Le mois d’octobre est celui de la floraison du crocus sativus, après une période de dormance estivale. “C’est une floraison inversée. En hiver, la plante vit alors que la nature est figée et l’été, elle dort alors que la nature explose”. Les cormes commencent à germer et à prendre racine et la plante fleurit par la suite. Puis, tout s’accélère. ” Quand la pousse est blanche le matin cela annonce la fleur du lendemain”, nous explique Hervé Barbisan.” Plus tard dans la nuit, la pousse commence à se violacer, à grandir un peu jusqu’à l’apparition d’une pointe rouge, représentant le bout des 3 stigmates (filaments) faisant partie du pistil de la fleur. Parfois il y en a 5, mais c’est plutôt rare “.
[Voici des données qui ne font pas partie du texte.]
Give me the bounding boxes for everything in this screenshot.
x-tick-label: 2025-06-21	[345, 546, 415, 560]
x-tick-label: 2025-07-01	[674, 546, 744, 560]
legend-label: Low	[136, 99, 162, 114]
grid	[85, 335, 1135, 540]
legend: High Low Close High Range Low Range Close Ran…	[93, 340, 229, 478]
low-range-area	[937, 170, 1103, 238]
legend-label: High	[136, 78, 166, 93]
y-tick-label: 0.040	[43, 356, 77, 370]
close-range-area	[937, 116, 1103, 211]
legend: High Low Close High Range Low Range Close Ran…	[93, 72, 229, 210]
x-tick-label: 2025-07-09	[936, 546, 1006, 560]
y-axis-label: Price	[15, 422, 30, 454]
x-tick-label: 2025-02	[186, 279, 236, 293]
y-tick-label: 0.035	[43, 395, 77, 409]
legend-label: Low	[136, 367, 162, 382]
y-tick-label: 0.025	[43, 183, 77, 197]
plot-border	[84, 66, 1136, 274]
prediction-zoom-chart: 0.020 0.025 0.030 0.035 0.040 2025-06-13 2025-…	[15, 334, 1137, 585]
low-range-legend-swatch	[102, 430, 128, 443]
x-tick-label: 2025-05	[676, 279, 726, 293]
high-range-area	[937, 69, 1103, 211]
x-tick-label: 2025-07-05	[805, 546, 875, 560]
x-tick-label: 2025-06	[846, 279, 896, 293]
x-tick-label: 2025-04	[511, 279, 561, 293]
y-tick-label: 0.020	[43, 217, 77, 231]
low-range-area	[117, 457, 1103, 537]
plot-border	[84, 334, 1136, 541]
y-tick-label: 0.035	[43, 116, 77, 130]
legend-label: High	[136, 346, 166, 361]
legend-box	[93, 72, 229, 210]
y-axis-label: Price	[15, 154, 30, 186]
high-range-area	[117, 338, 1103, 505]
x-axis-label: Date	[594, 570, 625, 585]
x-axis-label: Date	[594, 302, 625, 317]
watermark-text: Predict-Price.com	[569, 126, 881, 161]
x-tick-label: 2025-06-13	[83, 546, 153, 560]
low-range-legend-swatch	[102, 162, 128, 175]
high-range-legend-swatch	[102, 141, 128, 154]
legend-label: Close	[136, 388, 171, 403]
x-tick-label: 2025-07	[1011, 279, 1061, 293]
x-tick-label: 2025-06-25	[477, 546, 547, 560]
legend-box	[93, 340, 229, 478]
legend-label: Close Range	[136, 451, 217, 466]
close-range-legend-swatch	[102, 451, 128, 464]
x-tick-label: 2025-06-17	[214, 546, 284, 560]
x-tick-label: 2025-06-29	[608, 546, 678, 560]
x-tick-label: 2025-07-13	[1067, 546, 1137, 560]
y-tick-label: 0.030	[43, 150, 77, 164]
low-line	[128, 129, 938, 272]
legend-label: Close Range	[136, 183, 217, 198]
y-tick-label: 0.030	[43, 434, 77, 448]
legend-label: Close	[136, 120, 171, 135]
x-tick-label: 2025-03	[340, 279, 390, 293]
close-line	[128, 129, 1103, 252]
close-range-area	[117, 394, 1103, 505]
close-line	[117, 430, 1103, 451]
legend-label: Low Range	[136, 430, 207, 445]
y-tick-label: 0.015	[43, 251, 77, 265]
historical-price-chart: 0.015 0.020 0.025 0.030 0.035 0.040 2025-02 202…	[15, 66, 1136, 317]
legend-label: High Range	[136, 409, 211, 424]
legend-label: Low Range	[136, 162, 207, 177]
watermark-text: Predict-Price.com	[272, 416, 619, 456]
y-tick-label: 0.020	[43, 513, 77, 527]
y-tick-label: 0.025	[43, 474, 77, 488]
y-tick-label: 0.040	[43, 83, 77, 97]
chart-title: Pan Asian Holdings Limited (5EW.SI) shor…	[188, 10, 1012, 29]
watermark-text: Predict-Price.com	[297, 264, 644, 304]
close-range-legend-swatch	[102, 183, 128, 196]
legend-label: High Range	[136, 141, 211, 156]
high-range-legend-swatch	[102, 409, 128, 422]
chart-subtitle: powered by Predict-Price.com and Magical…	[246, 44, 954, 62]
Les visiteuses du jour (des visites sont possibles) sont vivement intéressées par ses explications. Le safranier les interroge, énigmatique : ” Qui a planté le premier bulbe ? D’où vient la première fleur ? Les ethnobotanistes les plus confirmés l’ignorent. Il y a un mystère qui plane autour des origines de la première fleur du crocus sativus, reine des épices.. et c’est tant mieux”.
La cueillette de la fleur de safran est manuelle, artisanale. “Nous pratiquons un geste ancestral, on se baisse pour ramasser la fleur, sans outil ni machine. Et c’est pareil pour l’émondage, terme technique qui caractérise l’effeuillage de la fleur, afin d’en extraire les stigmates”.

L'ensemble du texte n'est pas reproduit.